Люди почувствовали близость Божию.
Бог посетил народ Свой.
Долгие годы Толстой нёс свой крест – жил двойственной жизнью. Страдал от явного несоответствия своей проповеди со своею жизнью. Получал бранные и обличительные письма. Мучился сознанием невыполненной «воли Божьей».
И молчал. Ждал. Старился. С каждым годом ближе подходил к смерти и рос духовно. Малозаметно для людей, для которых уже давно стал «великим» и «законченным». Для которых не жил, а доживал.
Толстой признавал справедливыми упрёки в роскоши, он не мог не знать, как должен был бы поступить сообразно со своим учением.
Но он продолжал жить по-прежнему, не «заставлял» себя жить по-иному, сознавая, что, внутренно не подготовив себя к окончательной правде, он не должен менять своей жизни, ибо внешнее соответствие поступка с духом учения будет «надрывом», ложью, подделкой, тем более страшной, чем больше будет в ней сходства с правдой.
И он терпеливо выслушивал упрёки. Жил в роскоши. Страдал. Нёс крест свой. И неустанно работал над собой.
Никто из людей не мог знать этой работы. Только один Господь видит сердце человеческое.
И Бог видел великое сердце Толстого. И не отнимал у него земную жизнь, ибо не свершилось ещё в душе его всё то, ради чего он был послан в мир.
Лев Толстой неожиданно для людей уехал навсегда из Ясной Поляны. Уехал, чтобы остаток дней перед смертью прожить так, как веровал, подчиняясь исключительно «воле Божьей».
Свершилось великое.
Для физических человеческих глаз, для ограниченного человеческого сознанья, Толстой уехал из Ясной Поляны, побывал в Оптинской пустыни, на пути в Ростов-на-Дону захворал воспалением лёгких и слёг на станции Астапово.
Для очей духовных, отъездом из Ясной Поляны завершался внутренний рост души Толстого, после чего земная жизнь становилась ненужной, оконченной.
Чудо, о котором я говорю, и величие смерти Толстого в том заключается, что до осязательности ясно дали почувствовать людям – сознательно или бессознательно – промысел Божий. Близость духа Божия, непосредственное участие Его воли в событиях мира.

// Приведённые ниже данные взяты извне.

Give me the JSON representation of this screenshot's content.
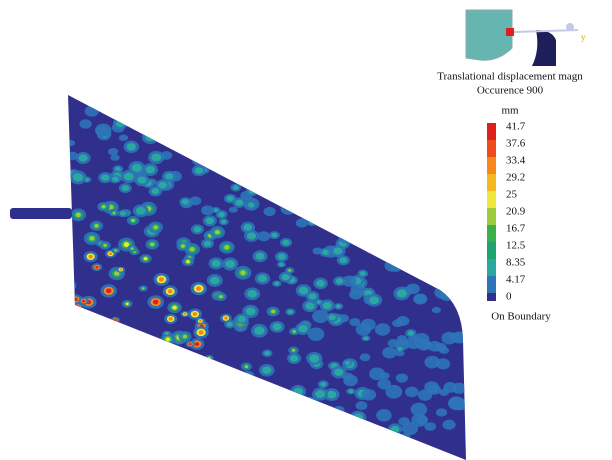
{
  "legend": {
    "title": "Translational displacement magn",
    "subtitle": "Occurence 900",
    "unit": "mm",
    "labels": [
      41.7,
      37.6,
      33.4,
      29.2,
      25,
      20.9,
      16.7,
      12.5,
      8.35,
      4.17,
      0
    ],
    "colors": [
      "#e0201c",
      "#f04a1a",
      "#f7861b",
      "#f6b820",
      "#eee63a",
      "#9ccc3c",
      "#3bb04a",
      "#1ea36e",
      "#2aa8a0",
      "#2e74b8"
    ],
    "footer": "On Boundary"
  }
}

Если смерть Толстого не была предсказана, то после того, как она совершилась, с покоряющей силой чувствуется её внутренняя неизбежность. Её правда. И потому – её красота.

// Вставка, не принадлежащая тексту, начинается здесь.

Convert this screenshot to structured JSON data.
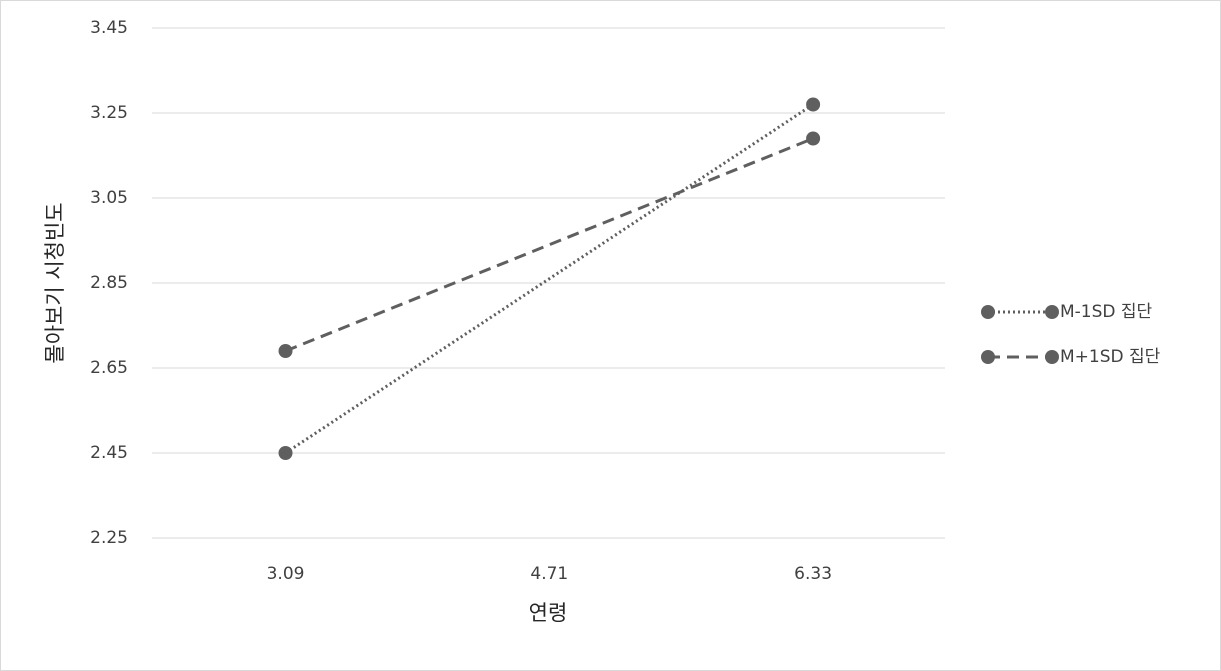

В смерти Толстого для нас открылся какой-то просвет из тьмы, к ослепительно яркому свету.
Чудо свершилось. Это с большей или меньшей силой чувствуют все[11].
Но было бы бессмертно счастье человечества, если бы оно могло событие это и сознать как чудо. Великую силу никогда не опускаться в мёртвую, бездушную, греховную жизнь – почерпнуло бы оно в этом сознаньи, великую силу жить только для вечности.